Digital Project 1 - Counter-Indexing the “Gray Zone”: N-grams and Semantic Triplets

Focusing on a single testimony from Boder’s archive, this project discusses the limits of topical indexing (the manifest, factual content of what was said) and shows how such indexing systems obscure what Primo Levi would later call “the gray zone” — namely, those spaces of complexity and ambiguity that blur moral clarity. In this project, we model two computational approaches to counter-indexing testimonies, both of which are text immanent, as they are derived directly from sets of words in the transcripts rather than from a secondary scaffolding meant to summarize experiences or enumerate keywords. The first approach uses n-grams to identify the frequency of recurring semantic phrases in the narrative; the second approach uses semantic triplets to index and visualize expressions of agency (reports of who did what to whom).

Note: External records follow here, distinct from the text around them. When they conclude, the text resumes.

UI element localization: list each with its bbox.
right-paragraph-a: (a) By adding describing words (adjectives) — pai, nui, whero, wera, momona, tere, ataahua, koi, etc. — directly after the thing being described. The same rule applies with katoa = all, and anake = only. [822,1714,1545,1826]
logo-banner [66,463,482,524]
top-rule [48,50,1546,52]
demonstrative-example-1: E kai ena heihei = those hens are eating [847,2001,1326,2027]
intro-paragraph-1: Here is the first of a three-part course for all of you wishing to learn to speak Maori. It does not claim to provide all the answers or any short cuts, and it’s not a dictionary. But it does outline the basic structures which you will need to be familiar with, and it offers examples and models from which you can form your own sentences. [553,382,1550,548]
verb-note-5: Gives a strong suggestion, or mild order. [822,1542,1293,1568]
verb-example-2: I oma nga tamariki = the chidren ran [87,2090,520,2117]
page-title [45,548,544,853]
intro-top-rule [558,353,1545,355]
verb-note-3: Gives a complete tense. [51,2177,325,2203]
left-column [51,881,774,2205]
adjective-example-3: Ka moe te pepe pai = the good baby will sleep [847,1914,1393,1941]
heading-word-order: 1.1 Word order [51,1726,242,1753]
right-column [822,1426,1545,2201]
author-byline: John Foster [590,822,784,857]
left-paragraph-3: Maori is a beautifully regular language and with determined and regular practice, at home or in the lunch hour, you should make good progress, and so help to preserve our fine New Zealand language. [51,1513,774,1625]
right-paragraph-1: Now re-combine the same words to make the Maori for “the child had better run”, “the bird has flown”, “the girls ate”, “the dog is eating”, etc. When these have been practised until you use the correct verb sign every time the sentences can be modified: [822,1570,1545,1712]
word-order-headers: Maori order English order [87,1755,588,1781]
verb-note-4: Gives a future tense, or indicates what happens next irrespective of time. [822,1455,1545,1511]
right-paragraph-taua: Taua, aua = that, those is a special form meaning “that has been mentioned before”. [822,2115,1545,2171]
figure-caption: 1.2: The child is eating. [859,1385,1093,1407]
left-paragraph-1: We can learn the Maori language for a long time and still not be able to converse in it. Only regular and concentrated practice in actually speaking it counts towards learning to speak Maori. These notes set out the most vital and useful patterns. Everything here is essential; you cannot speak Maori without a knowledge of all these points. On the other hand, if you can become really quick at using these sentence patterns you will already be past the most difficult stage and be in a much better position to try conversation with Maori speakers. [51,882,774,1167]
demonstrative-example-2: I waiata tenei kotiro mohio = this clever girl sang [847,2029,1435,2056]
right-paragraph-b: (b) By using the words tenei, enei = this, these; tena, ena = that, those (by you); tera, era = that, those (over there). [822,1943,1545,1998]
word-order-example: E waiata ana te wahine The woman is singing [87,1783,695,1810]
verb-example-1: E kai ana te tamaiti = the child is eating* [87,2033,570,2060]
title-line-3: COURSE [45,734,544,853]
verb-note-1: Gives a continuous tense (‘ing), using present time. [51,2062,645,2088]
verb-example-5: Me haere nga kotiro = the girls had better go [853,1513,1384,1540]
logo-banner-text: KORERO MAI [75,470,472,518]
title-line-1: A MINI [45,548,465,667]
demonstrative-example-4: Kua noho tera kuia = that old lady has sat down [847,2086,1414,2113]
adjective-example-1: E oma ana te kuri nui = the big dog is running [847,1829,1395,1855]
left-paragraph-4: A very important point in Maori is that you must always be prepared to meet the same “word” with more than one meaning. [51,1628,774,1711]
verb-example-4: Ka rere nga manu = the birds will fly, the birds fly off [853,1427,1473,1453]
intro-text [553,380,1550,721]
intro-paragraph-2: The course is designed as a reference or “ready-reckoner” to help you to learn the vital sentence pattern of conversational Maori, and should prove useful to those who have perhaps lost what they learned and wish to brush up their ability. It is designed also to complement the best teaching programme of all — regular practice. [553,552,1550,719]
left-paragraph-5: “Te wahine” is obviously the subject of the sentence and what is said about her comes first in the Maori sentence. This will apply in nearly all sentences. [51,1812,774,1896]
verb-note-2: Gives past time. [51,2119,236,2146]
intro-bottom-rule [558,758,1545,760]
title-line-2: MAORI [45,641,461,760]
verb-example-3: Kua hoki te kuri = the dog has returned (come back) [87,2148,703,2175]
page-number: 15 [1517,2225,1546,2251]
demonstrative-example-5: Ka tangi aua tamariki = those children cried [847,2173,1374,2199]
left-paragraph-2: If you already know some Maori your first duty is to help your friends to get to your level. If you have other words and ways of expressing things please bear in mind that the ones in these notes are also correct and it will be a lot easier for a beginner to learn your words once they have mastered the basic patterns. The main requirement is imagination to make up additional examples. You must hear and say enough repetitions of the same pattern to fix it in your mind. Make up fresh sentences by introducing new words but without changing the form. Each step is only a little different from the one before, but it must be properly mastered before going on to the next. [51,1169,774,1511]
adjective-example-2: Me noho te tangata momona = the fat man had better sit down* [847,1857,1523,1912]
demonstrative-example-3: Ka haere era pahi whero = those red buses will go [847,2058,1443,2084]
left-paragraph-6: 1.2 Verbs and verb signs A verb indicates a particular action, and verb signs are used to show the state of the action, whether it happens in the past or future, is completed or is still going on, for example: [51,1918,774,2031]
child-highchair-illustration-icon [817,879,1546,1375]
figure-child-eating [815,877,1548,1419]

1. Boder’s indexing keywords

Developed by Lizhou Fan

Frequency of Boder’s indexing keywords by number of testimonies and occurrences. Data source: David Boder, Topical Autobiographies (1957), UCLA Young Research Library Special Collections.


2. Keyword density in Boder’s 70 indexed testimonies

Developed by Lizhou Fan

Indexing ratios for 70 interviews in Topical Autobiographies. Count is the number of indexing terms. The ratio is count divided by total words in the testimony. Data source: David Boder, Topical Autobiographies (1957), UCLA Young Research Library Special Collections.

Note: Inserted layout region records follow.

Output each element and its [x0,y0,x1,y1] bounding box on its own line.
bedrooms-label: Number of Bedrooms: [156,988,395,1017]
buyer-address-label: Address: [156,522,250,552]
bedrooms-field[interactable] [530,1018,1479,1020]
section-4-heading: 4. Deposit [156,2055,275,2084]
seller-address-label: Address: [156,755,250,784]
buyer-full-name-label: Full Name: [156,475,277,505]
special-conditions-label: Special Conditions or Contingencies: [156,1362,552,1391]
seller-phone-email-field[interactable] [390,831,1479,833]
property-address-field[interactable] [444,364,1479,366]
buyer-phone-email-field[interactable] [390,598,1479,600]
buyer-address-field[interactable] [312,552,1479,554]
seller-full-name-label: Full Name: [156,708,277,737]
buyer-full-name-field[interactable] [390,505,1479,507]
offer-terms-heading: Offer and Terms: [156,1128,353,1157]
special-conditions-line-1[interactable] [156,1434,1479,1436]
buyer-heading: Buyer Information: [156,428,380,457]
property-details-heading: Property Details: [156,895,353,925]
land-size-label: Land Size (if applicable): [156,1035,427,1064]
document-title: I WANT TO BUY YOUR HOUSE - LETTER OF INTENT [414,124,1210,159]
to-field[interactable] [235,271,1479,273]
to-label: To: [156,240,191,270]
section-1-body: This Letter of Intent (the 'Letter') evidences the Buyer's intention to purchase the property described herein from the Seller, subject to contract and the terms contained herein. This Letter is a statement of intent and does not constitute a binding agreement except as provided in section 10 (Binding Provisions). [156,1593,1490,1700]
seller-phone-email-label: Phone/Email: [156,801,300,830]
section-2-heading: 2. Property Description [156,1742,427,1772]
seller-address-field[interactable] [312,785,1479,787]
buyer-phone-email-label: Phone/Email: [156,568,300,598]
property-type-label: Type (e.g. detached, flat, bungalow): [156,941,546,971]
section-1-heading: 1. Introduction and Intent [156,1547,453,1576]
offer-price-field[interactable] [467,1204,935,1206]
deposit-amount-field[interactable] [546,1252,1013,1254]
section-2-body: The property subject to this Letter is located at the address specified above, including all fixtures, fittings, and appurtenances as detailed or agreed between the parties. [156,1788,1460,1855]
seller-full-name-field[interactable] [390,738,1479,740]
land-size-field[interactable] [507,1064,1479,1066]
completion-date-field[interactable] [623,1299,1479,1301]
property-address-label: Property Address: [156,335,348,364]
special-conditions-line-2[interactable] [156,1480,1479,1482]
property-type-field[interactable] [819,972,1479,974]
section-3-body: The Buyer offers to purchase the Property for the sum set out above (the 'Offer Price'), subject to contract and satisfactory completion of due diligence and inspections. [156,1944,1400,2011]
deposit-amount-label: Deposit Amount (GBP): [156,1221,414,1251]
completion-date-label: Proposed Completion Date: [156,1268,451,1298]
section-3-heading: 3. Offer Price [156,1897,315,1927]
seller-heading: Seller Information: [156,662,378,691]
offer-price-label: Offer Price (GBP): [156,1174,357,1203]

3. Transcript of Boder’s interview with Abraham Kimmelmann

Developed by Anna Bonazzi

The original XML encoding was done by the Illinois Institute of Technology (Voices of the Holocaust, Paul V. Galvin Library), and we expanded it with additional mark-up detailing each line’s speaker, language, and speaking cadence (dialogue speed). The English translation was done by Boder and includes editing by the IIT team. To identify the different languages used across Boder’s corpus line-by-line, two Python packages were used: TextBlob for lines below 11 characters (high accuracy but daily usage limitations) and langdetect for all other lines (high accuracy but only on longer strings; no usage limitations). As Boder’s interviews are highly multilingual, it was important to label the languages used in every line.


4. Boder’s keyword-based indexing of Kimmelmann’s testimony

Developed by Anna Bonazzi

Data source: David Boder, Topical Autobiographies (1957), UCLA Young Research Library Special Collections.

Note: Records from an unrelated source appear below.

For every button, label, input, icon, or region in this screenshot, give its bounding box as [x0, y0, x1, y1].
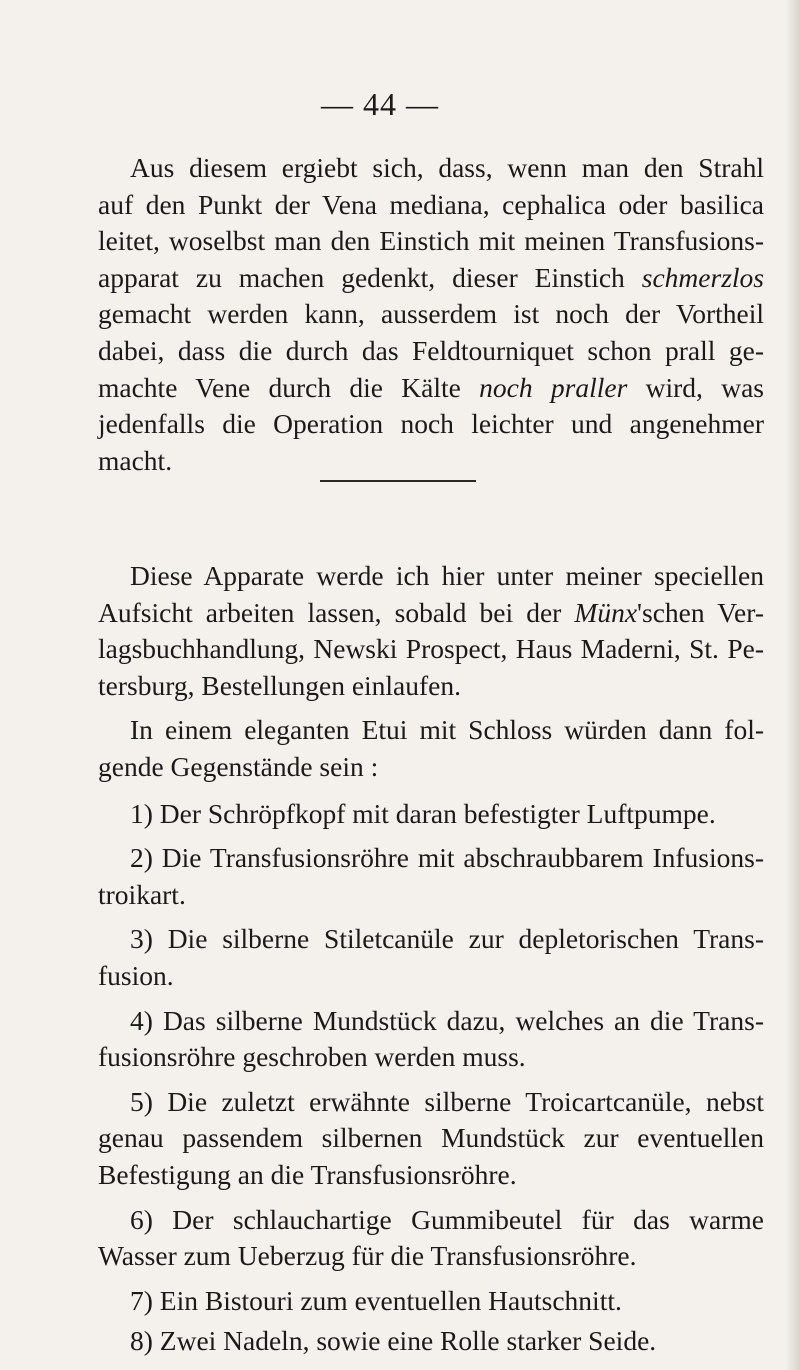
section-divider: [320, 480, 476, 482]
text-section-2: [98, 558, 764, 1360]
list-item: [98, 1003, 764, 1076]
paragraph-1: [98, 150, 764, 479]
text-line: 1) Der Schröpfkopf mit daran befestigter Luftpumpe.: [130, 797, 716, 829]
page-edge-shadow: [786, 0, 800, 1370]
paragraph-2: [98, 558, 764, 704]
text-line: Aus diesem ergiebt sich, dass, wenn man den Strahl: [130, 152, 764, 183]
text-line: leitet, woselbst man den Einstich mit meinen Transfusions-: [98, 225, 764, 257]
text-line: Wasser zum Ueberzug für die Transfusionsröhre.: [98, 1240, 637, 1272]
list-item: [98, 921, 764, 994]
text-line: 6) Der schlauchartige Gummibeutel für das warme: [130, 1203, 764, 1235]
text-line: jedenfalls die Operation noch leichter und angenehmer: [98, 408, 764, 440]
text-line: auf den Punkt der Vena mediana, cephalica oder basilica: [98, 188, 764, 220]
text-line: gende Gegenstände sein :: [98, 750, 379, 782]
text-line: In einem eleganten Etui mit Schloss würden dann fol-: [130, 714, 764, 746]
list-item: [98, 840, 764, 913]
text-line: macht.: [98, 444, 173, 476]
text-line: 8) Zwei Nadeln, sowie eine Rolle starker Seide.: [130, 1325, 657, 1357]
text-line: machte Vene durch die Kälte noch praller wird, was: [98, 371, 764, 403]
list-item: [98, 1283, 764, 1320]
text-line: Aufsicht arbeiten lassen, sobald bei der Münx'schen Ver-: [98, 596, 764, 628]
text-line: 4) Das silberne Mundstück dazu, welches an die Trans-: [130, 1004, 764, 1036]
text-line: apparat zu machen gedenkt, dieser Einstich schmerzlos: [98, 261, 764, 293]
emphasis-muenx: Münx: [574, 596, 638, 628]
text-line: Befestigung an die Transfusionsröhre.: [98, 1158, 517, 1190]
text-line: dabei, dass die durch das Feldtourniquet schon prall ge-: [98, 334, 764, 366]
text-line: genau passendem silbernen Mundstück zur eventuellen: [98, 1122, 764, 1154]
emphasis-schmerzlos: schmerzlos: [641, 261, 764, 293]
text-line: tersburg, Bestellungen einlaufen.: [98, 669, 462, 701]
list-item: [98, 1323, 764, 1360]
item-list: [98, 796, 764, 1360]
list-item: [98, 796, 764, 833]
text-line: 2) Die Transfusionsröhre mit abschraubbarem Infusions-: [130, 842, 764, 874]
text-line: Diese Apparate werde ich hier unter meiner speciellen: [130, 560, 764, 591]
text-line: fusion.: [98, 959, 174, 991]
text-line: 5) Die zuletzt erwähnte silberne Troicartcanüle, nebst: [130, 1085, 764, 1117]
text-line: 7) Ein Bistouri zum eventuellen Hautschnitt.: [130, 1284, 622, 1316]
list-item: [98, 1202, 764, 1275]
list-item: [98, 1084, 764, 1194]
paragraph-3: [98, 712, 764, 785]
emphasis-noch-praller: noch praller: [479, 371, 628, 403]
text-line: lagsbuchhandlung, Newski Prospect, Haus Maderni, St. Pe-: [98, 633, 764, 665]
text-line: 3) Die silberne Stiletcanüle zur depletorischen Trans-: [130, 923, 764, 955]
text-line: gemacht werden kann, ausserdem ist noch der Vortheil: [98, 298, 764, 330]
text-line: troikart.: [98, 878, 186, 910]
page-number: — 44 —: [321, 86, 439, 122]
text-line: fusionsröhre geschroben werden muss.: [98, 1041, 526, 1073]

5. N-gram-based indexing of Kimmelmann’s testimony

Developed by Anna Bonazzi

Data source: Voices of the Holocaust (Paul V. Galvin Library, Illinois Institute of Technology).


6. N-gram-based, experimental indexing of Boder’s corpus

Developed by Lizhou Fan and Anna Bonazzi

This visualizations shows a potential index of contents for the German- and English-language interviews in Boder’s corpus. The contents are defined based on the topics indicated by frequent N-grams, manually grouped and labeled into categories. The visualization shows when a certain topic appears in each interview (for example at the beginning, halfway through, at the end). The duration of interviews was normalized by percentage.

Data sources: Voices of the Holocaust (Paul V. Galvin Library, Illinois Institute of Technology) and David Boder, Topical Autobiographies (1957), UCLA Young Research Library Special Collections.


7. Triplets from Kimmelmann’s testimony

Developed by Lizhou Fan and Todd Presner

This spreadsheet provides a list of semantic triplets, or subject-relation-object structures, extracted algorithmically from Boder’s interview with Abraham Kimmelmann, to visualize various networks of action and agency that appear in Kimmelmann’s testimony. Built off of SpaCy’s natural language processing methodology, about 2,500 triplets were extracted from Kimmelmann’s 128-page testimony in Topical Autobiographies (translated into English by David Boder). Our algorithm characterized the triplets according to the type of speech employed: active speech, passive speech, coerced actions, speculative speech, evaluations, and orientation. Corrections were made to the outputs in reference to the German original (including pronoun disambiguation and clarification of agents) as well as grammatical correction or completion of the triplets.

Data sources: Voices of the Holocaust (Paul V. Galvin Library, Illinois Institute of Technology) and David Boder, Topical Autobiographies (1957), UCLA Young Research Library Special Collections.